Nun die zweite Erklärung: Sie geht davon aus, dass die Sexualität der Männer in unserer Kultur abnormal, neurotisch oder gar krank sei. Schon Sigmund Freud vertrat diese Auffassung in einem Aufsatz mit dem Titel: «Über die allgemeinste Erniedrigung des Liebeslebens». Viele Männer litten unter einer Spaltung ihrer Gefühle für Frauen, behauptete er. Pointiert ausgedrückt: Männer teilen Frauen in «Huren» und «Heilige» ein. Die «Heilige» heiraten sie. Für die animalischen Gefühle aber brauchen sie Frauen, die ein unanständiges, unmoralisches Image haben – beispielsweise Nachtklubtänzerinnen oder Sextelefonistinnen, die den Eindruck machen, als ob sie sich nur für Sex interessierten. Falls das so ist, können die Frauen viel gegen die «Spaltung»ihrer Männer tun: Sie müssen zeigen, dass sie an wilder Lust ebenso interessiert sind wie an Treue, Zärtlichkeit und Geborgenheit.

Die dritte Erklärung: Sie vermutet, dass Männer wegen der unzähligen erotischen Frauenbilder in Werbung und Medien überstimuliert seien und deshalb eine Sexsucht entwickelten.

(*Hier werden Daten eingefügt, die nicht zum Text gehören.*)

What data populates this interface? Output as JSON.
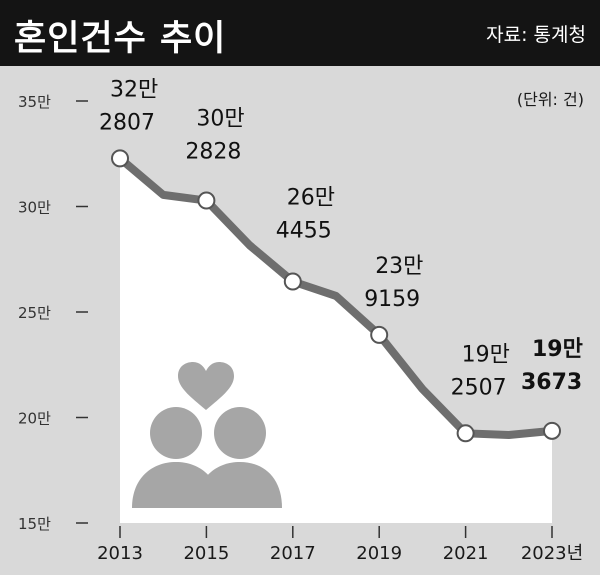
{
  "header": {
    "title": "혼인건수 추이",
    "source": "자료: 통계청"
  },
  "chart_data": {
    "type": "line",
    "unit_label": "(단위: 건)",
    "x": [
      "2013",
      "2014",
      "2015",
      "2016",
      "2017",
      "2018",
      "2019",
      "2020",
      "2021",
      "2022",
      "2023"
    ],
    "x_tick_labels": [
      "2013",
      "2015",
      "2017",
      "2019",
      "2021",
      "2023년"
    ],
    "x_tick_years": [
      "2013",
      "2015",
      "2017",
      "2019",
      "2021",
      "2023"
    ],
    "values": [
      322807,
      305507,
      302828,
      281635,
      264455,
      257622,
      239159,
      213502,
      192507,
      191690,
      193673
    ],
    "y_ticks": [
      150000,
      200000,
      250000,
      300000,
      350000
    ],
    "y_tick_labels": [
      "15만",
      "20만",
      "25만",
      "30만",
      "35만"
    ],
    "ylim": [
      150000,
      350000
    ],
    "data_labels": [
      {
        "year": "2013",
        "line1": "32만",
        "line2": "2807",
        "bold": false
      },
      {
        "year": "2015",
        "line1": "30만",
        "line2": "2828",
        "bold": false
      },
      {
        "year": "2017",
        "line1": "26만",
        "line2": "4455",
        "bold": false
      },
      {
        "year": "2019",
        "line1": "23만",
        "line2": "9159",
        "bold": false
      },
      {
        "year": "2021",
        "line1": "19만",
        "line2": "2507",
        "bold": false
      },
      {
        "year": "2023",
        "line1": "19만",
        "line2": "3673",
        "bold": true
      }
    ],
    "markers_at": [
      "2013",
      "2015",
      "2017",
      "2019",
      "2021",
      "2023"
    ],
    "colors": {
      "line": "#6e6e6e",
      "fill": "#ffffff",
      "background": "#d9d9d9",
      "decoration": "#a6a6a6"
    },
    "decoration_icon": "couple-heart-icon"
  }
}
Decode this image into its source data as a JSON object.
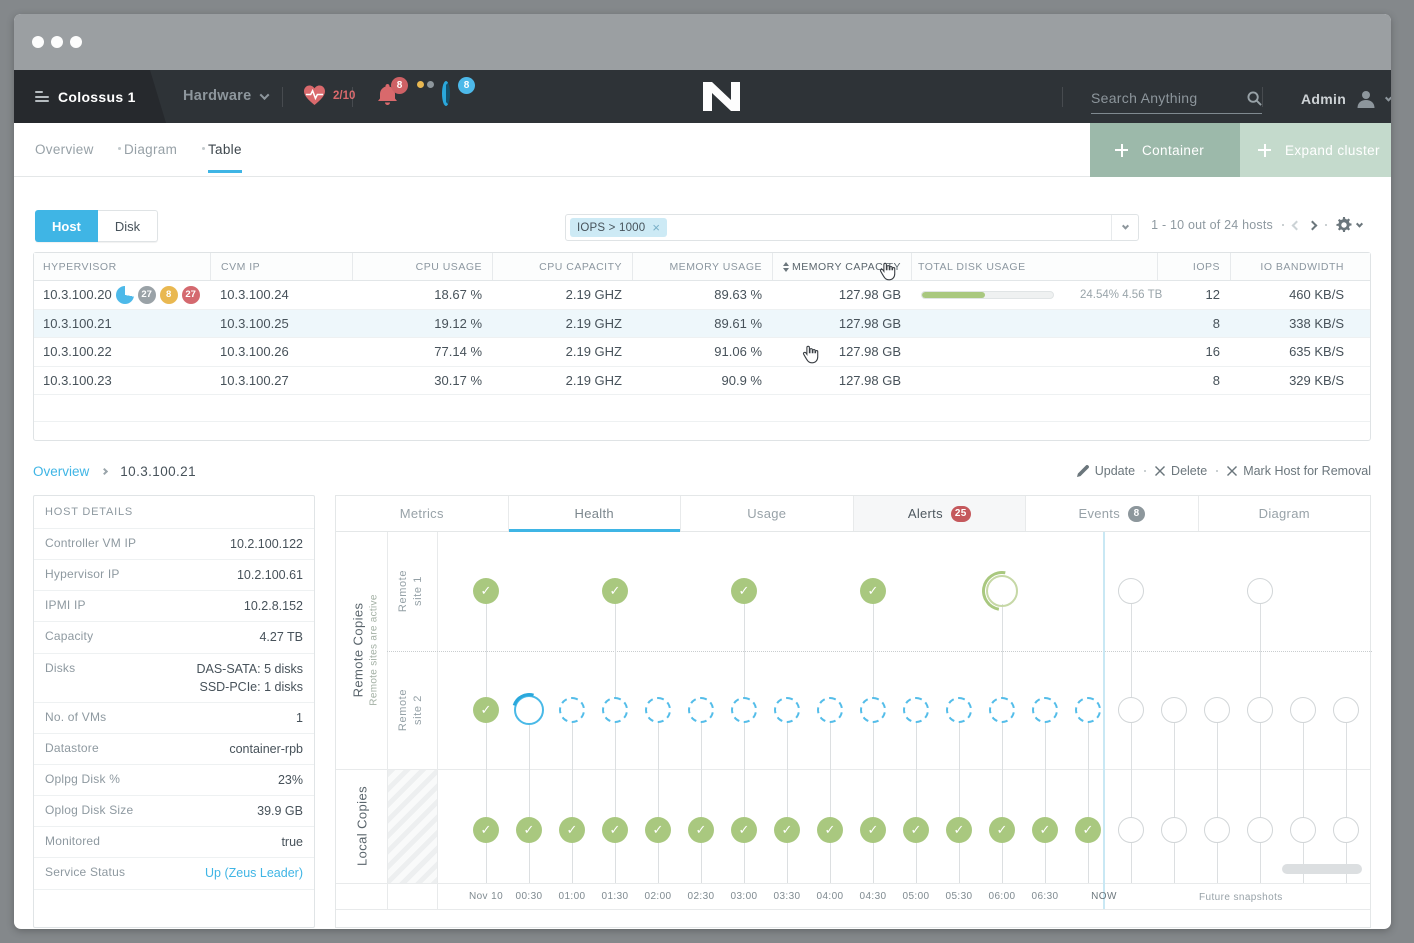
{
  "appbar": {
    "cluster_name": "Colossus 1",
    "section_dropdown": "Hardware",
    "health_score": "2/10",
    "critical_alert_count": "8",
    "task_count": "8",
    "search_placeholder": "Search Anything",
    "username": "Admin"
  },
  "subnav": {
    "views": [
      "Overview",
      "Diagram",
      "Table"
    ],
    "active_view": "Table",
    "container_button": "Container",
    "expand_button": "Expand cluster"
  },
  "toolbar": {
    "entity_toggle": [
      "Host",
      "Disk"
    ],
    "active_entity": "Host",
    "filter_chip": "IOPS > 1000",
    "range_text": "1 - 10 out of 24 hosts"
  },
  "hosts_table": {
    "columns": [
      "HYPERVISOR",
      "CVM IP",
      "CPU USAGE",
      "CPU CAPACITY",
      "MEMORY USAGE",
      "MEMORY CAPACITY",
      "TOTAL DISK USAGE",
      "IOPS",
      "IO BANDWIDTH"
    ],
    "sorted_column": "MEMORY CAPACITY",
    "rows": [
      {
        "hypervisor": "10.3.100.20",
        "badges": [
          {
            "kind": "pie",
            "label": "",
            "color": "#4db9e9"
          },
          {
            "kind": "count",
            "label": "27",
            "color": "#9aa2a7"
          },
          {
            "kind": "count",
            "label": "8",
            "color": "#e9b851"
          },
          {
            "kind": "count",
            "label": "27",
            "color": "#d4696f"
          }
        ],
        "cvm_ip": "10.3.100.24",
        "cpu_usage": "18.67 %",
        "cpu_capacity": "2.19 GHZ",
        "memory_usage": "89.63 %",
        "memory_capacity": "127.98 GB",
        "disk_usage": {
          "fill_pct": 48,
          "label": "24.54% 4.56 TB"
        },
        "iops": "12",
        "io_bandwidth": "460 KB/S",
        "selected": false
      },
      {
        "hypervisor": "10.3.100.21",
        "badges": [],
        "cvm_ip": "10.3.100.25",
        "cpu_usage": "19.12 %",
        "cpu_capacity": "2.19 GHZ",
        "memory_usage": "89.61 %",
        "memory_capacity": "127.98 GB",
        "disk_usage": null,
        "iops": "8",
        "io_bandwidth": "338 KB/S",
        "selected": true
      },
      {
        "hypervisor": "10.3.100.22",
        "badges": [],
        "cvm_ip": "10.3.100.26",
        "cpu_usage": "77.14 %",
        "cpu_capacity": "2.19 GHZ",
        "memory_usage": "91.06 %",
        "memory_capacity": "127.98 GB",
        "disk_usage": null,
        "iops": "16",
        "io_bandwidth": "635 KB/S",
        "selected": false
      },
      {
        "hypervisor": "10.3.100.23",
        "badges": [],
        "cvm_ip": "10.3.100.27",
        "cpu_usage": "30.17 %",
        "cpu_capacity": "2.19 GHZ",
        "memory_usage": "90.9 %",
        "memory_capacity": "127.98 GB",
        "disk_usage": null,
        "iops": "8",
        "io_bandwidth": "329 KB/S",
        "selected": false
      }
    ]
  },
  "selection": {
    "breadcrumb_root": "Overview",
    "breadcrumb_current": "10.3.100.21",
    "actions": [
      {
        "label": "Update",
        "icon": "pencil"
      },
      {
        "label": "Delete",
        "icon": "x"
      },
      {
        "label": "Mark Host for Removal",
        "icon": "x"
      }
    ]
  },
  "host_details": {
    "title": "HOST DETAILS",
    "rows": [
      {
        "label": "Controller VM IP",
        "value": "10.2.100.122"
      },
      {
        "label": "Hypervisor IP",
        "value": "10.2.100.61"
      },
      {
        "label": "IPMI IP",
        "value": "10.2.8.152"
      },
      {
        "label": "Capacity",
        "value": "4.27 TB"
      },
      {
        "label": "Disks",
        "value": "DAS-SATA: 5 disks",
        "value2": "SSD-PCIe: 1 disks"
      },
      {
        "label": "No. of VMs",
        "value": "1"
      },
      {
        "label": "Datastore",
        "value": "container-rpb"
      },
      {
        "label": "Oplpg Disk %",
        "value": "23%"
      },
      {
        "label": "Oplog Disk Size",
        "value": "39.9 GB"
      },
      {
        "label": "Monitored",
        "value": "true"
      },
      {
        "label": "Service Status",
        "value": "Up (Zeus Leader)",
        "link": true
      }
    ]
  },
  "detail_tabs": [
    {
      "label": "Metrics"
    },
    {
      "label": "Health",
      "active": true
    },
    {
      "label": "Usage"
    },
    {
      "label": "Alerts",
      "badge": "25",
      "badge_color": "#c5595d",
      "shaded": true
    },
    {
      "label": "Events",
      "badge": "8",
      "badge_color": "#8d979c"
    },
    {
      "label": "Diagram"
    }
  ],
  "timeline": {
    "type": "snapshot-timeline",
    "group_labels": [
      {
        "title": "Remote Copies",
        "subtitle": "Remote sites are active"
      },
      {
        "title": "Local Copies",
        "subtitle": ""
      }
    ],
    "row_labels": [
      "Remote site 1",
      "Remote site 2"
    ],
    "rows": [
      {
        "label": "Remote site 1",
        "snapshots": [
          {
            "slot": 0,
            "state": "done"
          },
          {
            "slot": 3,
            "state": "done"
          },
          {
            "slot": 6,
            "state": "done"
          },
          {
            "slot": 9,
            "state": "done"
          },
          {
            "slot": 12,
            "state": "loading"
          },
          {
            "slot": 15,
            "state": "future"
          },
          {
            "slot": 18,
            "state": "future"
          }
        ]
      },
      {
        "label": "Remote site 2",
        "snapshots": [
          {
            "slot": 0,
            "state": "done"
          },
          {
            "slot": 1,
            "state": "progress"
          },
          {
            "slot": 2,
            "state": "scheduled"
          },
          {
            "slot": 3,
            "state": "scheduled"
          },
          {
            "slot": 4,
            "state": "scheduled"
          },
          {
            "slot": 5,
            "state": "scheduled"
          },
          {
            "slot": 6,
            "state": "scheduled"
          },
          {
            "slot": 7,
            "state": "scheduled"
          },
          {
            "slot": 8,
            "state": "scheduled"
          },
          {
            "slot": 9,
            "state": "scheduled"
          },
          {
            "slot": 10,
            "state": "scheduled"
          },
          {
            "slot": 11,
            "state": "scheduled"
          },
          {
            "slot": 12,
            "state": "scheduled"
          },
          {
            "slot": 13,
            "state": "scheduled"
          },
          {
            "slot": 14,
            "state": "scheduled"
          },
          {
            "slot": 15,
            "state": "future"
          },
          {
            "slot": 16,
            "state": "future"
          },
          {
            "slot": 17,
            "state": "future"
          },
          {
            "slot": 18,
            "state": "future"
          },
          {
            "slot": 19,
            "state": "future"
          },
          {
            "slot": 20,
            "state": "future"
          }
        ]
      },
      {
        "label": "Local Copies",
        "snapshots": [
          {
            "slot": 0,
            "state": "done"
          },
          {
            "slot": 1,
            "state": "done"
          },
          {
            "slot": 2,
            "state": "done"
          },
          {
            "slot": 3,
            "state": "done"
          },
          {
            "slot": 4,
            "state": "done"
          },
          {
            "slot": 5,
            "state": "done"
          },
          {
            "slot": 6,
            "state": "done"
          },
          {
            "slot": 7,
            "state": "done"
          },
          {
            "slot": 8,
            "state": "done"
          },
          {
            "slot": 9,
            "state": "done"
          },
          {
            "slot": 10,
            "state": "done"
          },
          {
            "slot": 11,
            "state": "done"
          },
          {
            "slot": 12,
            "state": "done"
          },
          {
            "slot": 13,
            "state": "done"
          },
          {
            "slot": 14,
            "state": "done"
          },
          {
            "slot": 15,
            "state": "future"
          },
          {
            "slot": 16,
            "state": "future"
          },
          {
            "slot": 17,
            "state": "future"
          },
          {
            "slot": 18,
            "state": "future"
          },
          {
            "slot": 19,
            "state": "future"
          },
          {
            "slot": 20,
            "state": "future"
          }
        ]
      }
    ],
    "x_labels": [
      "Nov 10",
      "00:30",
      "01:00",
      "01:30",
      "02:00",
      "02:30",
      "03:00",
      "03:30",
      "04:00",
      "04:30",
      "05:00",
      "05:30",
      "06:00",
      "06:30"
    ],
    "now_label": "NOW",
    "future_label": "Future snapshots",
    "state_colors": {
      "done": "#a9c87f",
      "scheduled": "#54bde9",
      "progress": "#2aa8dc",
      "future": "#d2d6d8"
    }
  }
}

Und die vierte Erklärung? Männer suchen in der Pornografie etwas, was ihnen fehlt. Vielleicht ist die eheliche Sexualität bei vielen Paaren ja wirklich nicht das, was sie sein könnte: Vor lauter Arbeit, Kinderbetreuung und Freizeitsport bleibt kaum Zeit dafür. Geld und Prestige sind immer noch viel wichtiger als Lust, Lebensqualität und Musse. Oder: Männer und Frauen haben oft zu wenig Mut, einander ihre sexuellen Wünsche mitzuteilen.

Hier liegt vielleicht die Lösung: Paare müssen miteinander reden, eventuell unter Mithilfe eines Therapeuten. Sie sollten den Mut haben, zu ihren erotischen Wünschen und Träumen zu stehen. So können sie lernen, die Sexualität ihres Partners oder ihrer Partnerin besser zu verstehen.